# How to post-process a HDR image



## climber (Apr 16, 2014)

I'd like to ask how do you post-process HDR images. Actually, how do you merge separate exposures. Do you merge them with let say Photomatix, Photoshop... and then edit it as a single shot. Or do you blend them together with using layers and masks. Will be the final result the same with both methods, if done properly?

Thanks


----------



## Jim Saunders (Apr 16, 2014)

With LR5 and PS CS6 you can select the images you wish to use and export them from LR to PS' HDR tool, and there you have options for adjusting things.

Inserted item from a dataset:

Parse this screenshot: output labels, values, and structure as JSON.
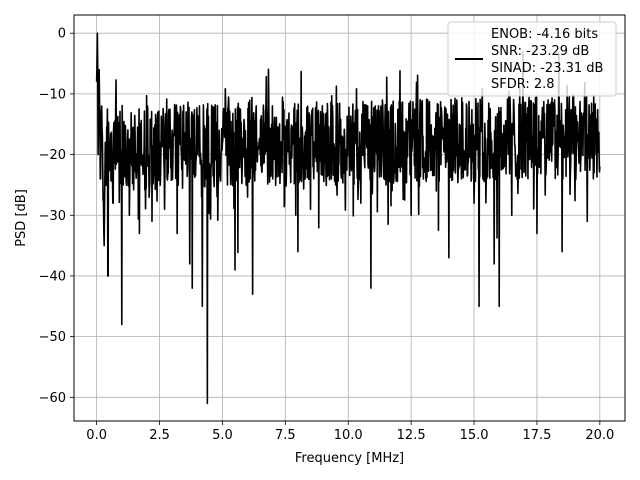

After that you can carry on with the resulting TIFF either in PS or LR. I'm sure others here have different workflows, but this works well enough for me that I haven't felt a need to try a different approach.

Jim


----------



## wickidwombat (Apr 26, 2014)

get LR enfuse its like $10 and is a plug in for LR it gives the most realistic blending availble for minimal effort
if you want to make your eyes bleed you can spend more on photomatix or just jam the clarity and saturation sliders all the way to the right in lightroom


----------



## tolusina (Apr 27, 2014)

Here's an instructable using Gimp.....
http://www.instructables.com/id/HDR-photos-with-the-GIMP/?ALLSTEPS
All steps can pretty much be duplicated directly in Photoshop.
When he gets to the part about adjusting curves in the layer masks, create duplicate layer masks first, adjust curves differently in each duplicate, switch them on and off until you find a combination you like.
First time through though, follow the instructions to the letter, repeat until you grasp it all well, past that, two minutes is all it takes. It all just sounds more complex than it really is.





.


----------